Estaba sentada tras el escritorio -con un lápiz colocado tras la oreja y una taza de café al lado de la máquina de escribir- comprobando las cuentas bancarias, y pequeñas arrugas de preocupación cruzaban por su frente.
– No es gran cosa.
– Jason ha llamado -le informó, echándose hacia atrás en su silla giratoria que protestó con un crujido.
– ¿Aquí?
– Intentó encontrarte en el rancho, pero no estabas. Manny le dijo que habías venido a la oficina, de manera que trató de localizarte aquí. Dijo que era urgente que hablaras con él.
– Para Jason todo es siempre urgente.
– Me pareció que insistía más de lo habitual. -Ella dejó las gafas sobre la mesa, agarró su vaso medio lleno de café y se puso en pie. Doblando ligeramente la espalda, se acercó hacia la máquina de café y se sirvió otra traza-. ¿Quieres uno? Es descafeinado.
– Gracias, da igual -dijo Zach, negando con la cabeza.
Tras sorber un poco de café, ella le preguntó:
– Y por qué piensa Jason que necesita que te quedes en Portland… ¿el hotel?
– Sí, probablemente se trate de eso -dijo Zach, pero sospechaba que el problema era Adria Nash.
No había ninguna duda de que tendría que volver a la ciudad. Sintió que la sangre le empezaba a hervir. No quería volver a ver a Adria, no quería tener que enfrentarse de nuevo con el conflicto de emociones que ella le inspiraba.
Mientras sonaba el teléfono y Terry corría a descolgarlo, Zach cogió la jarra de café y se sirvió una taza de aquel insulso descafeinado.

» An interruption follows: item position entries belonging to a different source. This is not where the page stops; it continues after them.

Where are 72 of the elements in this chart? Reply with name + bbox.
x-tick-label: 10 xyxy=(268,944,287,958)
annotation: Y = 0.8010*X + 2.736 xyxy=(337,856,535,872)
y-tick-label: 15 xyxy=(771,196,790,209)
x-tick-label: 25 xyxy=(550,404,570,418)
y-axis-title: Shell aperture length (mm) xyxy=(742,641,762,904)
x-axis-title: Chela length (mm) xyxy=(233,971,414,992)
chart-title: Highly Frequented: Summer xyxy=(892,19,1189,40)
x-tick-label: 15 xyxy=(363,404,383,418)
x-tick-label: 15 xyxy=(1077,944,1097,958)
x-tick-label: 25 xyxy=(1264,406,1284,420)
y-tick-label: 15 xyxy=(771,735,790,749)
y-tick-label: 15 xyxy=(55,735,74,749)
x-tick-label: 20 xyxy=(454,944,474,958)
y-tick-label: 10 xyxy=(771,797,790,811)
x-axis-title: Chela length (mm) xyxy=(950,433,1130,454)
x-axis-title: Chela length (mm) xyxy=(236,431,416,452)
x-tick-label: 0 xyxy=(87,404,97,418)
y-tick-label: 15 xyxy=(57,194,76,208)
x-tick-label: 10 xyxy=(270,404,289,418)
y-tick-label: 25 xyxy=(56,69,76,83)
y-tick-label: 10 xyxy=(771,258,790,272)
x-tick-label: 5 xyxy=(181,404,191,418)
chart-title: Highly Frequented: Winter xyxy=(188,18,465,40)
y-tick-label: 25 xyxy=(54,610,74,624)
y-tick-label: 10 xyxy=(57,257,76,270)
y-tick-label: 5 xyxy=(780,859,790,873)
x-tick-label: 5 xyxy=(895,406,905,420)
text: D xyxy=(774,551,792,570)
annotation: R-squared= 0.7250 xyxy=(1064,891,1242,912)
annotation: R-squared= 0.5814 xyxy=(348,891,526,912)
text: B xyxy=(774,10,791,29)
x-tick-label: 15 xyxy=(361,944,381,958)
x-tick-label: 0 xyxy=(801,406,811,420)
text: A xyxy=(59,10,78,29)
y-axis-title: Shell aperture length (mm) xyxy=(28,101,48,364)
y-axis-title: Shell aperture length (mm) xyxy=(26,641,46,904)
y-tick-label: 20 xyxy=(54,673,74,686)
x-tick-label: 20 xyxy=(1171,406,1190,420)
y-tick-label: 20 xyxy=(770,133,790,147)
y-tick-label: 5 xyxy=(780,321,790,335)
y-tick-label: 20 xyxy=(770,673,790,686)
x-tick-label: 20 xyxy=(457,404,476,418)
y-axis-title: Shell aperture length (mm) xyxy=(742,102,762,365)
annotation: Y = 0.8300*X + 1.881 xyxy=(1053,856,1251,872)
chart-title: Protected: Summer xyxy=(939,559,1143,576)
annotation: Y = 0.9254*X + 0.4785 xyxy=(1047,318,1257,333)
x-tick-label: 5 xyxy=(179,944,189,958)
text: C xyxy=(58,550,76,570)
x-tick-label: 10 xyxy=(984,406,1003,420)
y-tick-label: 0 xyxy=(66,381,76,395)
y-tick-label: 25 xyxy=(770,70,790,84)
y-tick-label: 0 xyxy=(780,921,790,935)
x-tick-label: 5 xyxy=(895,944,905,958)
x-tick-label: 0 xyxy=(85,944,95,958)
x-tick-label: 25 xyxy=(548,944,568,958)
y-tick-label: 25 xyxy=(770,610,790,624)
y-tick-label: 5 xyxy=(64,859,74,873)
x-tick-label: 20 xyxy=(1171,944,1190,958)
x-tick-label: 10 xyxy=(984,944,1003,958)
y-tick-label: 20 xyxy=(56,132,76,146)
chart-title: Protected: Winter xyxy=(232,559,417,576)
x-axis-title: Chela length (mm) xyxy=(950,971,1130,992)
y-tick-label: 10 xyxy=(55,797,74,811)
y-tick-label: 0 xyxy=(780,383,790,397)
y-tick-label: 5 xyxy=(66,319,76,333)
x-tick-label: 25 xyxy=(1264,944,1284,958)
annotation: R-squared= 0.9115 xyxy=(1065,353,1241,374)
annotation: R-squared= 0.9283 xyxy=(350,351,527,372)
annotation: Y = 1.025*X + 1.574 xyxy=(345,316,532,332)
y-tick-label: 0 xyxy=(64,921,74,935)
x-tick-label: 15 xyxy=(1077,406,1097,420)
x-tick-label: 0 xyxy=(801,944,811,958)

– En un segundo estará contigo -dijo ella con una dulce sonrisa y presionó el botón de retención de llamada-. Es tu querido hermano de nuevo y parece que está bastante enfadado.
– ¿Porqué?
– Dijo algo sobre «airear la mierda». -Ella volvió a sus cuentas bancarias y Zach entró de nuevo en su despacho. Cerrando la puerta de golpe, agarró el teléfono y se sentó en el borde del escritorio-. ¿Sí?
– ¿Dónde demonios te has metido? -preguntó Ja-son y Zach pudo notar la agitación en su tono de voz.
– ¿Cuál es el problema?
– Ya sabes cuál es el problema. ¡Adria es el problema! Me parece que está dispuesta a ir a los periódicos con su cuento.
– ¿Te lo ha dicho ella?
– Me lo ha dado a entender.
Zach sintió que los músculos de sus hombros se tensaban como si fueran cables de acero.
– ¿Qué ha pasado?
– La llamé y le ofrecí un poco más de dinero.
– Y ella se rió de ti.
– Más que reírse.
– Por Dios, Jason, tú nunca das marcha atrás, ¿no es así? -Se había puesto de nuevo de pie sin siquiera darse cuenta.
– Vuelve aquí enseguida.
– Para arreglar lo que tú has estropeado.
– Haz lo que tengas que hacer, Zach. Pero sabes que estás metido en esto tan hasta el fondo como todos nosotros.
Anthony Polidori no soportaba ser molestado mientras desayunaba. Durante los últimos años, cualquier interrupción de sus comidas o de su sueño la entendía como una afrenta personal, y había dado instrucciones estrictas a todo el personal de su casa para no ser interrumpido por nadie. Ni siquiera por su hijo.
Estaba sentado al lado de la ventana del salón con vistas al río y había tomado un cruasán con dedos perezosos, mientras echaba un vistazo al periódico buscando los partidos del día. Era una mañana soleada de finales de octubre y se había puesto las gafas de sol para protegerse de la luz.